Obviously, you don’t publicly recognize a donor who has requested anonymity. But just how publicly does the donor want to be recognized? Does he wants his name ballyhooed from one end of town to the other, or would she prefer a discrete listing in the annual report?
Issue press releases when major gifts are received and be sure to cite both the importance of the gift and the generosity and leadership of the giver.
Another way to recognize a donor is to have naming opportunities. They can work well, but be careful that you don’t cheapen them. If every physical asset of an organization ends up with a name attached to it, the result is to lessen the value of truly significant naming opportunities.
Putting donors names on a wall in the lobby of a building is another way to recognize them. It seems obvious to me that a donor whose name is visible in the building is going to feel a greater sense of connection with that organization.

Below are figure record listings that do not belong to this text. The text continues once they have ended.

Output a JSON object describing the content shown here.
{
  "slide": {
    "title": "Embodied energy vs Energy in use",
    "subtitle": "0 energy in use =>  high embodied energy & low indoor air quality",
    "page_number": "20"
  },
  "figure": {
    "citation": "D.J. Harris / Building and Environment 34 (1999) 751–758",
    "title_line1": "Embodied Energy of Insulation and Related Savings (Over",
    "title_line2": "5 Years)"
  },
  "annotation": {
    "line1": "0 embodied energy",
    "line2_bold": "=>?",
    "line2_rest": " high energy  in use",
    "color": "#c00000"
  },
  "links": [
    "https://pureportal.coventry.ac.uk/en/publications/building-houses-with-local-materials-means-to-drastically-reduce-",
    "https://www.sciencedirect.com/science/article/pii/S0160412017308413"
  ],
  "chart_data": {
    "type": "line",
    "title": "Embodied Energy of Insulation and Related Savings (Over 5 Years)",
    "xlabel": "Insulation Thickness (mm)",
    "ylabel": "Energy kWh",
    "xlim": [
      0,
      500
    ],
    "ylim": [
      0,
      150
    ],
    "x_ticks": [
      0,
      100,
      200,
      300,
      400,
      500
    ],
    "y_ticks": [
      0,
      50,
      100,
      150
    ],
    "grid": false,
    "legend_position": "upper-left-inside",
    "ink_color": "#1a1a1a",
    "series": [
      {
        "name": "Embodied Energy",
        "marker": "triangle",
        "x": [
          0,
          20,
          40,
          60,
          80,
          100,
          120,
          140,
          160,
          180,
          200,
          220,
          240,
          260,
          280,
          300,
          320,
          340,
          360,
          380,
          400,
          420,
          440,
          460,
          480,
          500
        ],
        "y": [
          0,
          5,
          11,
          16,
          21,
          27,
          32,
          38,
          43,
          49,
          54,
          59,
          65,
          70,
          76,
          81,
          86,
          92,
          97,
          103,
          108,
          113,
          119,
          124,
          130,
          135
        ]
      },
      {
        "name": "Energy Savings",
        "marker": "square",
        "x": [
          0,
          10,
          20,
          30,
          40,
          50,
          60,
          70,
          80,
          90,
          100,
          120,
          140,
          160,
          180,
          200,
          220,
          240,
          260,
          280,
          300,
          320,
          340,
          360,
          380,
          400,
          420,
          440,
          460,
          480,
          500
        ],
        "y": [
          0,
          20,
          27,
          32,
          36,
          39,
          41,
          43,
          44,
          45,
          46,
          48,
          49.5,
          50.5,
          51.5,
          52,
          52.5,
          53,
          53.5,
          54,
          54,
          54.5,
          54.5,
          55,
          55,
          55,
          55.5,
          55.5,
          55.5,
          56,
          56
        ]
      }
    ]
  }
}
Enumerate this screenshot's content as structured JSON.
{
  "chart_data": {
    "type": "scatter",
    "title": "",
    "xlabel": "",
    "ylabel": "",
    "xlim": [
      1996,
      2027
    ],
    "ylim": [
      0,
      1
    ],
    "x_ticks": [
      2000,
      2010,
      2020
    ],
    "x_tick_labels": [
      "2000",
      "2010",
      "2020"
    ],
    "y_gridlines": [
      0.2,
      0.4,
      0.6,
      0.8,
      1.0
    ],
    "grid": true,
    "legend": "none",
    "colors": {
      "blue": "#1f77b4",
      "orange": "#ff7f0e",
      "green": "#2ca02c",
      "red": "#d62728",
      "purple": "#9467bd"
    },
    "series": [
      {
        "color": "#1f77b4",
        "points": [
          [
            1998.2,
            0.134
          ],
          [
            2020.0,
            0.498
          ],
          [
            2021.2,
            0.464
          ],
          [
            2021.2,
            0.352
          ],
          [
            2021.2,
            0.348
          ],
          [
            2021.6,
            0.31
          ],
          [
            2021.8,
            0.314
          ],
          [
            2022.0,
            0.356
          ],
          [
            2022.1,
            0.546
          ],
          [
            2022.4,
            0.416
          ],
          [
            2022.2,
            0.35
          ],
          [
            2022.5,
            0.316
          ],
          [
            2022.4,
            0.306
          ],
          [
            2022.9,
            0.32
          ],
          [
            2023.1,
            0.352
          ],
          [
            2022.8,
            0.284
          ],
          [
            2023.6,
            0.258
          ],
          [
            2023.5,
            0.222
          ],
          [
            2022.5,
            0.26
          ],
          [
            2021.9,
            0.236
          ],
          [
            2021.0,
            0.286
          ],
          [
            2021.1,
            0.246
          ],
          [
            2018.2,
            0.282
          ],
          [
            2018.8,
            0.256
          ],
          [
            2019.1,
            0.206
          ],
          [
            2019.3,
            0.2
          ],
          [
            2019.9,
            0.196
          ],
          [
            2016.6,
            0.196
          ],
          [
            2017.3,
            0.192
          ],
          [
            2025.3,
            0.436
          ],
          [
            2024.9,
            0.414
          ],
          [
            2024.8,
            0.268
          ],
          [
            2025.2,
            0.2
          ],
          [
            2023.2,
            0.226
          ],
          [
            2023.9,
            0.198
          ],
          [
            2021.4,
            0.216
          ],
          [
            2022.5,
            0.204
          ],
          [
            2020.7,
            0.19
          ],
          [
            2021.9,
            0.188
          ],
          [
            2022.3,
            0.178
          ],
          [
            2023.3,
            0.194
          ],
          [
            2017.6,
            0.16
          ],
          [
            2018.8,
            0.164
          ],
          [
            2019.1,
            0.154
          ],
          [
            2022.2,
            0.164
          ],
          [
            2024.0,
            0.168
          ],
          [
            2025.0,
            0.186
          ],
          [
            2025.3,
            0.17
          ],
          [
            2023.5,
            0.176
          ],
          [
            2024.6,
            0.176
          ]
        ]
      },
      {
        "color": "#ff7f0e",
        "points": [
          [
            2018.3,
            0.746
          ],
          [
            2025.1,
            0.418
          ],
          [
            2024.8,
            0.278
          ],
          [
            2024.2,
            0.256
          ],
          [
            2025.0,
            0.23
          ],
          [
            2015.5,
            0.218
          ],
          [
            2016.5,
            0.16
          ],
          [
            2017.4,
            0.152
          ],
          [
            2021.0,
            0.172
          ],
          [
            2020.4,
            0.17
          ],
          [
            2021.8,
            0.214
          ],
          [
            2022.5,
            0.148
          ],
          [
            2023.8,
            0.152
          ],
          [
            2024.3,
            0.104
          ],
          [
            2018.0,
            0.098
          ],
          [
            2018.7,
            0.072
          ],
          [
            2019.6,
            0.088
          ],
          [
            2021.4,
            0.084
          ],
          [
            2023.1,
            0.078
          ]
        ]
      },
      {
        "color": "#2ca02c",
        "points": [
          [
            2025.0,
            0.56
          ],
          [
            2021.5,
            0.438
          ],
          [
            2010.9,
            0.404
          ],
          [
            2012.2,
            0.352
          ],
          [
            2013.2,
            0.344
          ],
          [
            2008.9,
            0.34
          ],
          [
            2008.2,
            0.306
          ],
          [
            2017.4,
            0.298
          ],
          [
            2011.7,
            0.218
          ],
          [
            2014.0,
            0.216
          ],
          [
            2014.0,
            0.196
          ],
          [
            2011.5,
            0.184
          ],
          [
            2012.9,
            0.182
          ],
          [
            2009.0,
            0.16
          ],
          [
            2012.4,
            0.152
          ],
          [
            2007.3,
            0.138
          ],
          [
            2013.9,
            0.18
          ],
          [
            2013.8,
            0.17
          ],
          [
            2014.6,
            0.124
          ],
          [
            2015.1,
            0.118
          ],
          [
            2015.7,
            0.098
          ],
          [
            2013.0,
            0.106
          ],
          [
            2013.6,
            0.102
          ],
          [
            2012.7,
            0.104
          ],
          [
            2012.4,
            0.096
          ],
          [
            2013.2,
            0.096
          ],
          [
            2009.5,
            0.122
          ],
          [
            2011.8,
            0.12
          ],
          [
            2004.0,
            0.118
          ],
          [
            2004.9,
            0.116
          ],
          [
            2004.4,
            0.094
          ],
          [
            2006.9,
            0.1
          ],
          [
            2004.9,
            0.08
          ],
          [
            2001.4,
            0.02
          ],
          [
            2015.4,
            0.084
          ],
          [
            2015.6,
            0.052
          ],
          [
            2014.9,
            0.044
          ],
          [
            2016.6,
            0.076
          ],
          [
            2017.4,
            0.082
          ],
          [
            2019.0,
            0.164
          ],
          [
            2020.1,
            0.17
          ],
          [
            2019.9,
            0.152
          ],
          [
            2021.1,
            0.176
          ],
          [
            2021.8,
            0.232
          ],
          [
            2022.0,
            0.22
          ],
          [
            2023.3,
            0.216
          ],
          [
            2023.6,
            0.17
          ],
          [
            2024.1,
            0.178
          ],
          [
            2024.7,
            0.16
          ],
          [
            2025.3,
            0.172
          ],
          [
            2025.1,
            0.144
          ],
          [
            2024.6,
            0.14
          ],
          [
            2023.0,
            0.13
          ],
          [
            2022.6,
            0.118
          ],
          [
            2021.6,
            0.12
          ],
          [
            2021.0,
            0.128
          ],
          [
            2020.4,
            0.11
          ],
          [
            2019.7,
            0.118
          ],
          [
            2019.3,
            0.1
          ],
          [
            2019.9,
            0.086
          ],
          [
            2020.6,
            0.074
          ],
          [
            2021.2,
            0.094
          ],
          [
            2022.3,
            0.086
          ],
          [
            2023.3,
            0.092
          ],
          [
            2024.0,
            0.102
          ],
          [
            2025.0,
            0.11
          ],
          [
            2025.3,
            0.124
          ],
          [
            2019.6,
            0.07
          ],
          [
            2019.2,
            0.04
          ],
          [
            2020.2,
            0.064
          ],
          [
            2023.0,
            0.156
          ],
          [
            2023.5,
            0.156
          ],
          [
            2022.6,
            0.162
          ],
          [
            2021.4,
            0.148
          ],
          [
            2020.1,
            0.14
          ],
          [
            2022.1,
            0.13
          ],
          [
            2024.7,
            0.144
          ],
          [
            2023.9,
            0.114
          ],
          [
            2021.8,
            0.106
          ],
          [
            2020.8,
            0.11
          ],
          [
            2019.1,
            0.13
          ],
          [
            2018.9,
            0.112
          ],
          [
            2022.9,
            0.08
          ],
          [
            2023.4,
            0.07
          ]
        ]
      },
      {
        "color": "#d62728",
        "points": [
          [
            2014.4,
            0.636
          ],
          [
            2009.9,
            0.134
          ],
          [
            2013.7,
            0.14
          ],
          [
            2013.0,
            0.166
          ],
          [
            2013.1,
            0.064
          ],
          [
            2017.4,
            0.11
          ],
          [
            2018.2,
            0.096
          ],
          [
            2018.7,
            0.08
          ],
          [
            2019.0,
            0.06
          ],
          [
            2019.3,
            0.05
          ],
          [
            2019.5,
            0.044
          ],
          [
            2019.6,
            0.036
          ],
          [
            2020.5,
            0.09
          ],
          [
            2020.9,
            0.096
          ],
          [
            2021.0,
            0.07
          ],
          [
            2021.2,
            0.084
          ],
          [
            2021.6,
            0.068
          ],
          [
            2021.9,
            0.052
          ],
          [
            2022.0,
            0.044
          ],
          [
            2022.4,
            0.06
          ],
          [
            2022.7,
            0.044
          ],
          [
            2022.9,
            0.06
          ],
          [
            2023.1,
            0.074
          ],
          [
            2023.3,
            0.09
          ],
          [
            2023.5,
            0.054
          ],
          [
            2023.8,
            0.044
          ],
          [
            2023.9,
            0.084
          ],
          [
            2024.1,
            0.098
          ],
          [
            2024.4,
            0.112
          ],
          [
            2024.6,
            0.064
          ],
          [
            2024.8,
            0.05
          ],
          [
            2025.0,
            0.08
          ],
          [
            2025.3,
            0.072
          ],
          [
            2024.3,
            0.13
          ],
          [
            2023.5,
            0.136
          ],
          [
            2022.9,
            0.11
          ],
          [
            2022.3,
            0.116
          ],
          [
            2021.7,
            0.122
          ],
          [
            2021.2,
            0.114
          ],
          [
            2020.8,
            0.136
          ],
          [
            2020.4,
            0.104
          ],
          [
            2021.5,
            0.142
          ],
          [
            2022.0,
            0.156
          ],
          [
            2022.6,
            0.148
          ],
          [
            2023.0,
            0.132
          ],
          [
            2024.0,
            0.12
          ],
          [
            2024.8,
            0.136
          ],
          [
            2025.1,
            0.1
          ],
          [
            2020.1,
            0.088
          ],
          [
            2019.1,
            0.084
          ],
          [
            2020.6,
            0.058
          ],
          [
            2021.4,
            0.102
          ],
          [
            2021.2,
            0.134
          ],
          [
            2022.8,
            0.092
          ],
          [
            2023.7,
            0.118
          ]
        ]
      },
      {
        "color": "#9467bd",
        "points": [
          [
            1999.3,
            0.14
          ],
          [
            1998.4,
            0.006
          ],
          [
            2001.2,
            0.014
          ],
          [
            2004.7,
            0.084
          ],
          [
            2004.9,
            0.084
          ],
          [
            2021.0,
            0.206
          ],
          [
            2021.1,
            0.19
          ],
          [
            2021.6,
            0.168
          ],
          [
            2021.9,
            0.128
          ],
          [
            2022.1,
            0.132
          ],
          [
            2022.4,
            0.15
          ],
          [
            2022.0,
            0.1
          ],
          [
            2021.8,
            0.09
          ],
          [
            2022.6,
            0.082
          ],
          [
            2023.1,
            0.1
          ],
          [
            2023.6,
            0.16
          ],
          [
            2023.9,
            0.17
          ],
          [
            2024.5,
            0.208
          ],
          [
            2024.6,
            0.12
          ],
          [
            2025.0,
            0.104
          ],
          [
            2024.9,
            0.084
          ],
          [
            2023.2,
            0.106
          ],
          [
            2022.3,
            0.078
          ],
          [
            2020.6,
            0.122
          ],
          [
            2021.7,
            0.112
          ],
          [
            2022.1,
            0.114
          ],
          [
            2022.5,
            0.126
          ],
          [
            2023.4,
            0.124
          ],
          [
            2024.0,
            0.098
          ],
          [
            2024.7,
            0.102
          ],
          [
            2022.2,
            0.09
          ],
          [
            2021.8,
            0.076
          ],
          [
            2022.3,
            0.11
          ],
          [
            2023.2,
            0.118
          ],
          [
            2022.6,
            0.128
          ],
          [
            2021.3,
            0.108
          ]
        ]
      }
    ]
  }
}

Recognize donors in your newsletter. Make absolutely sure that a donor is recognized in the annual report and that all gifts are accounted for. Remember to include the charitable portion of tickets to benefit events. Include a donor recognition component in your annual meeting.
Finally, establish a donor recognition program. Don’t let recognizing donors be an afterthought. If you are a one-person shop, give it a priority in your lists of tasks and develop a written program of what you will do. If you have a larger development operation, assign responsibility for donor recognition to someone. Donor recognition is a process. Manage it.